The chancellor has been accused of “complacency” after this week’s Spring Statement, as he celebrated “marginal” improvements in the economy while ignoring the current issues in funding for the NHS, social care and councils.
In his address to parliament Philip Hammond promised that, after year of austerity, there was “light at the end of the tunnel” for the UK’s economy. However, the levels of growth he announced is the lowest of any of the G7 nations. The new forecast for GDP growth of 1.5% or below for the next five years is also the lowest since the Second World War, according to the Office for Budget Responsibility.
The shadow chancellor John McDonnell accused Hammond of “complacency” while attacking the Tory policy of austerity. He said:
We face – in every public service – a crisis on a scale we’ve never seen before.

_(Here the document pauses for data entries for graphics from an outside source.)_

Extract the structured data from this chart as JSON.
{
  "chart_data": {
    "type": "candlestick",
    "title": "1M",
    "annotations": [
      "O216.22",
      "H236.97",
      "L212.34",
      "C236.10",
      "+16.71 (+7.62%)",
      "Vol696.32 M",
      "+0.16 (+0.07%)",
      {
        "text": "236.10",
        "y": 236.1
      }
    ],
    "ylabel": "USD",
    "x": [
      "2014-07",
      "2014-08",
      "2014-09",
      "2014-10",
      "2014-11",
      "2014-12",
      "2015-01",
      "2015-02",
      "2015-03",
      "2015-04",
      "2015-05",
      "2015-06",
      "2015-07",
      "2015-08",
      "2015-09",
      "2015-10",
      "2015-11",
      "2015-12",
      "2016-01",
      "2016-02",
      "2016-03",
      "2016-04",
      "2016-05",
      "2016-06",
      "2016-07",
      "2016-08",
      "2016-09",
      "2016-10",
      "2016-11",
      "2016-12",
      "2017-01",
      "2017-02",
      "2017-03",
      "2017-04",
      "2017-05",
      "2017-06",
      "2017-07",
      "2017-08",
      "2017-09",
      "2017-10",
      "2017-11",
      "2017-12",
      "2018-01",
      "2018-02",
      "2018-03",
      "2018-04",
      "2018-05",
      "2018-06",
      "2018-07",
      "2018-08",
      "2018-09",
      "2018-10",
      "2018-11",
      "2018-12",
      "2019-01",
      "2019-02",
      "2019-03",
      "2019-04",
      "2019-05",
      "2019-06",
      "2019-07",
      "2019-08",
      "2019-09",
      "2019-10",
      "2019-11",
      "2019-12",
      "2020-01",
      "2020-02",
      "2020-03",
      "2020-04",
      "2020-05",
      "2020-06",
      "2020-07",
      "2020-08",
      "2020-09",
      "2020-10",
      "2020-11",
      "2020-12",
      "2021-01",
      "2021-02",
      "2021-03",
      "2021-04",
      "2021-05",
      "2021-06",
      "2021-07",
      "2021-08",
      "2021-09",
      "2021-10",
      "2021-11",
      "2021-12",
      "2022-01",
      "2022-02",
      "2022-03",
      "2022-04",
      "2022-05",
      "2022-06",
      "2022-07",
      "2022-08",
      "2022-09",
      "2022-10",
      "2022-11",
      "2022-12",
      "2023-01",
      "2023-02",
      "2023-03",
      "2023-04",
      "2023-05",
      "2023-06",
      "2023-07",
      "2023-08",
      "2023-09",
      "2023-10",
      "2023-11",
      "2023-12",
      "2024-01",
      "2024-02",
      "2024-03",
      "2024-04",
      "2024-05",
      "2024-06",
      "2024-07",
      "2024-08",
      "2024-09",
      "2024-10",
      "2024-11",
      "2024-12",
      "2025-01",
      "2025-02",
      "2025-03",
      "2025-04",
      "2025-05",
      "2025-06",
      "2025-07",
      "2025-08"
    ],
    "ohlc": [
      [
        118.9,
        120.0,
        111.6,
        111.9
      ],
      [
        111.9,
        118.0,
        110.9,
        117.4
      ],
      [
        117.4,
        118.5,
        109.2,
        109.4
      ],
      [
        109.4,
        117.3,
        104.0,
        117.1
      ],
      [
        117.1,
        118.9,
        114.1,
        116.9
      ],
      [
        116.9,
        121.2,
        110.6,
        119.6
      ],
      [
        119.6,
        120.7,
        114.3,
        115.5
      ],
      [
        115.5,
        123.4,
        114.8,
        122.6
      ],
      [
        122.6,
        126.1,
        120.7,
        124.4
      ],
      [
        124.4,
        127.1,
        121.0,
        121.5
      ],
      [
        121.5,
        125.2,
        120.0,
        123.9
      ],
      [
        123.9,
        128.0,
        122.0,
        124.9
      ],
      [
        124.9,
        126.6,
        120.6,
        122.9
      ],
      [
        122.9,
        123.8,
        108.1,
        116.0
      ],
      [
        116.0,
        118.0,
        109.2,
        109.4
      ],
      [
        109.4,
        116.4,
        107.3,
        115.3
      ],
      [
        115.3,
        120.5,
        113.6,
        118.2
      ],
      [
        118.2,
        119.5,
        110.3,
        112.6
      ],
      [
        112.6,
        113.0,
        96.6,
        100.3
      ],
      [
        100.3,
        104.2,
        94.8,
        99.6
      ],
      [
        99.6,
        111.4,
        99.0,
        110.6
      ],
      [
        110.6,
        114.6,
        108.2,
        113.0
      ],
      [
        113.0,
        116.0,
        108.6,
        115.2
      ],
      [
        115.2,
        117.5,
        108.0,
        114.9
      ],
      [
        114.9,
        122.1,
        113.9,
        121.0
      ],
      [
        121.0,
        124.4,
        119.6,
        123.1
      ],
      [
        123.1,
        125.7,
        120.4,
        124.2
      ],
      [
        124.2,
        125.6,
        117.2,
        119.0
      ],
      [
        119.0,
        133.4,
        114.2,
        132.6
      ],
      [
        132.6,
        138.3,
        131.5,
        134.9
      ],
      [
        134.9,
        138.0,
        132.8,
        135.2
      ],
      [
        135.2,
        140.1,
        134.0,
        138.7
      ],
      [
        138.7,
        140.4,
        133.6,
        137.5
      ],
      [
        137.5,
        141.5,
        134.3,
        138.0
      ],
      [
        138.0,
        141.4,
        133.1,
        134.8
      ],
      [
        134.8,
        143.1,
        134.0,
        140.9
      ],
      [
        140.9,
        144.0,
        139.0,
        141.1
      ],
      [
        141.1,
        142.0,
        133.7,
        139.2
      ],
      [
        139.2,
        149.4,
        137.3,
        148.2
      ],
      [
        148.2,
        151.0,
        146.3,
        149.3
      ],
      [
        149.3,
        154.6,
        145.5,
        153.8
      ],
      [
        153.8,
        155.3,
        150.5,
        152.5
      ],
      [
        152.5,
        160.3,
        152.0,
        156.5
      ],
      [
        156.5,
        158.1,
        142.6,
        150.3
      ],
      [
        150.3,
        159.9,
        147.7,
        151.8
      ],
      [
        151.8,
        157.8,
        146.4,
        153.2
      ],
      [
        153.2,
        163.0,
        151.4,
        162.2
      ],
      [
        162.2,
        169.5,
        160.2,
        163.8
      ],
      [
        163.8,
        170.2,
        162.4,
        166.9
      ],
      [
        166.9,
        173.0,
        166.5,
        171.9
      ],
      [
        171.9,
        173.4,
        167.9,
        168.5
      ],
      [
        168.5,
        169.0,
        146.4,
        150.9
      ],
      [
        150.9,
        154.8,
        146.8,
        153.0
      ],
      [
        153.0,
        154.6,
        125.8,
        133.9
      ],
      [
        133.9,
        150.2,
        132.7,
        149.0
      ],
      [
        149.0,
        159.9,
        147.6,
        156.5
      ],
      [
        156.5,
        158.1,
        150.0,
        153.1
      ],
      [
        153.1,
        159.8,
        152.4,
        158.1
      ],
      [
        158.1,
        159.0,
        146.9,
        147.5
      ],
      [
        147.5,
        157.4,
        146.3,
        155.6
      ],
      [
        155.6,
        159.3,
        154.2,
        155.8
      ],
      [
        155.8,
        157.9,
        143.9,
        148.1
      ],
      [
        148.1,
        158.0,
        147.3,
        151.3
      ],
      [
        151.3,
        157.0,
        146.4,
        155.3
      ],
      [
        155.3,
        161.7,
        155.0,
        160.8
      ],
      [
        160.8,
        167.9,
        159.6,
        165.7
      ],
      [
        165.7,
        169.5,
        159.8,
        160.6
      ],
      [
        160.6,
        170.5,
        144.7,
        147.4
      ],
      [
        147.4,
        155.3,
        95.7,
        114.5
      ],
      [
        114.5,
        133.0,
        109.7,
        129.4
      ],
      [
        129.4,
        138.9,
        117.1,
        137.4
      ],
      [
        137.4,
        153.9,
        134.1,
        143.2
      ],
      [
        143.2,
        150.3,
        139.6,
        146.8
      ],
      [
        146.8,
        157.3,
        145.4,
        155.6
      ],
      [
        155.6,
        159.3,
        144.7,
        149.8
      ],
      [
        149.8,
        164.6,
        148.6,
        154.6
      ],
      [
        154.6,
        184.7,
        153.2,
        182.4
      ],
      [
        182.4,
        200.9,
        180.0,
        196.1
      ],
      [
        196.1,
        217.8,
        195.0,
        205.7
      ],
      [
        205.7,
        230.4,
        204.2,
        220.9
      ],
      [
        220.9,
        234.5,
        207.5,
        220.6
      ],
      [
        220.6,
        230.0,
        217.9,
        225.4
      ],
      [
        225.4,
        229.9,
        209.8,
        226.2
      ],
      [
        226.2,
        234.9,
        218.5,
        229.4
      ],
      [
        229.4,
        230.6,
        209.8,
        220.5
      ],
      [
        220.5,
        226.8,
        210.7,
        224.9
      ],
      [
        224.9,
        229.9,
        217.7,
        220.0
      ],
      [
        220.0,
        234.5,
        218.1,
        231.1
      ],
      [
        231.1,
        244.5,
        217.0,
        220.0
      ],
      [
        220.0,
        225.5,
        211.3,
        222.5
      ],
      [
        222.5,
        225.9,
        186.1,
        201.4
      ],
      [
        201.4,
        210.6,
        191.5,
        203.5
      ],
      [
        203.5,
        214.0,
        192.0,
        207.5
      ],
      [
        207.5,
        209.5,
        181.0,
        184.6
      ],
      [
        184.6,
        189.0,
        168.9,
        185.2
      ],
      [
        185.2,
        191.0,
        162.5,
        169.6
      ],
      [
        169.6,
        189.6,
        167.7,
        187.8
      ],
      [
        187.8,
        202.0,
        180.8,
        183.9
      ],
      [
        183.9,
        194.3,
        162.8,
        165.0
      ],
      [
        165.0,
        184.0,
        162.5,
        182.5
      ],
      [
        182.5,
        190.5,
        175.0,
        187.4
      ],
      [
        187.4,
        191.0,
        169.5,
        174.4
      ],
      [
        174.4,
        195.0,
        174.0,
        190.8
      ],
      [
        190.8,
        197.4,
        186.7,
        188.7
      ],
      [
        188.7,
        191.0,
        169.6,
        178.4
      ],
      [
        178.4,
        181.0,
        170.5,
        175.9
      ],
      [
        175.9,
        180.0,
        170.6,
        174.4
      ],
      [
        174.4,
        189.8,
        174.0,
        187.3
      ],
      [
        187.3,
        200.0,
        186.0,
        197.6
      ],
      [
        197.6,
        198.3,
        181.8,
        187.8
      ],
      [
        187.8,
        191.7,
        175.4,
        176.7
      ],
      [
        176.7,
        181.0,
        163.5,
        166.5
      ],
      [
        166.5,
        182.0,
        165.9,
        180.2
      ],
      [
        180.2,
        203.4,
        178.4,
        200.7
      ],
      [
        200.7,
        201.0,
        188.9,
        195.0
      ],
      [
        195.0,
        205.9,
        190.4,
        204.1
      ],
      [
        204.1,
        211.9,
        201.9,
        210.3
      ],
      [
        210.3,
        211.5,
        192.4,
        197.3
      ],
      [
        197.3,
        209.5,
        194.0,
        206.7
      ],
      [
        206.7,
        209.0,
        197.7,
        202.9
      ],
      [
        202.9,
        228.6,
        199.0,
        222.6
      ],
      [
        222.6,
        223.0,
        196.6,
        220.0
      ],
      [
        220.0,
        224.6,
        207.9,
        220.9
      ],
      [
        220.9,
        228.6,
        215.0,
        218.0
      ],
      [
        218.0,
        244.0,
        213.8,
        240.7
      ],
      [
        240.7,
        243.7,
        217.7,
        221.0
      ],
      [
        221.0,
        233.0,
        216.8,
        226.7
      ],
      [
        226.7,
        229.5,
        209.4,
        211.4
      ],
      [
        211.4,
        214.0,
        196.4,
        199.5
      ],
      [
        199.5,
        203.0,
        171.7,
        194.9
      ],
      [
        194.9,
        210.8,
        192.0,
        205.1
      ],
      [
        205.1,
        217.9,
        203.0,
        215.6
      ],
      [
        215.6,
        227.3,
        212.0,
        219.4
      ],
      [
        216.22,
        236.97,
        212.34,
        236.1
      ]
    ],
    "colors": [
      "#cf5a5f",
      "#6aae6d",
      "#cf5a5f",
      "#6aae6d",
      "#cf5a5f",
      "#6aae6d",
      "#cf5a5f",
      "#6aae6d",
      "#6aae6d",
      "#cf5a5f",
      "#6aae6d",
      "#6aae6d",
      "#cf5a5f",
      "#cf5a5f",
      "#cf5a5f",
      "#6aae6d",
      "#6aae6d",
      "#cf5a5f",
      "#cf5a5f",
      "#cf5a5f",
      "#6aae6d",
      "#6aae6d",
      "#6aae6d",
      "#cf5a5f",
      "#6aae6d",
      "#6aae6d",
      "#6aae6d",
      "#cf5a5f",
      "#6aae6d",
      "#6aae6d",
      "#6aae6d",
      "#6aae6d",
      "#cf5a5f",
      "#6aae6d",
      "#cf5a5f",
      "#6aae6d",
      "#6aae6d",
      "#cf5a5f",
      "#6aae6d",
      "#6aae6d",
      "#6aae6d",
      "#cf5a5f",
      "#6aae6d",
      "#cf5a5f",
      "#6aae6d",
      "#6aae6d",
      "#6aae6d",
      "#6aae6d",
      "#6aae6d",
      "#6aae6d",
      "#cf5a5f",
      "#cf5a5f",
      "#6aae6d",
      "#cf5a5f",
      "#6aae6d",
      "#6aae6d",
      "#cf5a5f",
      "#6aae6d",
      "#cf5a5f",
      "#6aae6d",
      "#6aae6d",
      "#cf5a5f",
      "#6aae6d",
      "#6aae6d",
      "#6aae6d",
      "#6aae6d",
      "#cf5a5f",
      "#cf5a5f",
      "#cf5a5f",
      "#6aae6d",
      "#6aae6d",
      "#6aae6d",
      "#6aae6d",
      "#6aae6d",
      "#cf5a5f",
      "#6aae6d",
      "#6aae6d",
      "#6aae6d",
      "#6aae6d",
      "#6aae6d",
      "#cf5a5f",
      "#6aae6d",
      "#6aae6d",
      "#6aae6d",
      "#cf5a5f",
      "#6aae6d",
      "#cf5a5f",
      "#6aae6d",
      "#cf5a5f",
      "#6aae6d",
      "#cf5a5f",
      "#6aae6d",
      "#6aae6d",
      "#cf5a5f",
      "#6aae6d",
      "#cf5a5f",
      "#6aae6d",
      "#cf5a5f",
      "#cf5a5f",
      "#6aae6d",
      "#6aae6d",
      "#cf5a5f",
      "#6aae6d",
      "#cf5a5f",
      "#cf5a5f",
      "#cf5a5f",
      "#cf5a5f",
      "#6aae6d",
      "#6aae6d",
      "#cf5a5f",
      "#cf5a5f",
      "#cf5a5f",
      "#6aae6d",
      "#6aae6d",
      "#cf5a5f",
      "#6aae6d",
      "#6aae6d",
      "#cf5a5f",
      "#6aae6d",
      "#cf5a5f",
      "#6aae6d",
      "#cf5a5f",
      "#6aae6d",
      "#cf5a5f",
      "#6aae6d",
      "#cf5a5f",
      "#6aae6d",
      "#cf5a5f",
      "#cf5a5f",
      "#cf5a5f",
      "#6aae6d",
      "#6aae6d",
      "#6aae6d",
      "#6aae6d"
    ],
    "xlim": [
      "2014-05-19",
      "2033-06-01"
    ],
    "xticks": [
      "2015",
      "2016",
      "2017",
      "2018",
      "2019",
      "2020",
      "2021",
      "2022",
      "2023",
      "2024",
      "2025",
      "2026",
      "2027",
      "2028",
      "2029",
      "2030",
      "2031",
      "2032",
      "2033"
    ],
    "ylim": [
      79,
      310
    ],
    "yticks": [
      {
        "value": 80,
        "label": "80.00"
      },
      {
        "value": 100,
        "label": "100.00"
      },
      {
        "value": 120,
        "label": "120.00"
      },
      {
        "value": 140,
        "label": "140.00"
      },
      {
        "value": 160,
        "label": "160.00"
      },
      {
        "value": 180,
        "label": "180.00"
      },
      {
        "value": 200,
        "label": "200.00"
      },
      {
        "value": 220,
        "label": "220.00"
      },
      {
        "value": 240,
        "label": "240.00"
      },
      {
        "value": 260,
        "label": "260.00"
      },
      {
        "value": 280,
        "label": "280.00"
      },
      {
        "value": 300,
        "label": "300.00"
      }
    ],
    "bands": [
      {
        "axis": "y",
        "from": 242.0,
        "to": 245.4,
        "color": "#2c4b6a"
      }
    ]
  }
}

People know now that austerity was a political choice – not an economic necessity.
The Conservatives chose to cut taxes for the super-rich, the corporations and the bankers. And it was paid for by the rest of us in society.
We were never all in this together as they claimed – never.
His thoughts were echoed somewhat by UNISON, the public service union who represent more than 1.3 million public sector workers.
UNISON general secretary Dave Prentis said:
The Chancellor might have promised a brighter tomorrow, but the country’s beleaguered public services remain in a dark place today.
He paints a picture a world away from the everyday experiences of ordinary families, and our cash-strapped NHS, schools and community services.
The one ray of hope for public services was the heavy hint that the Treasury will fund an NHS pay rise, should employers and health unions be able to reach agreement.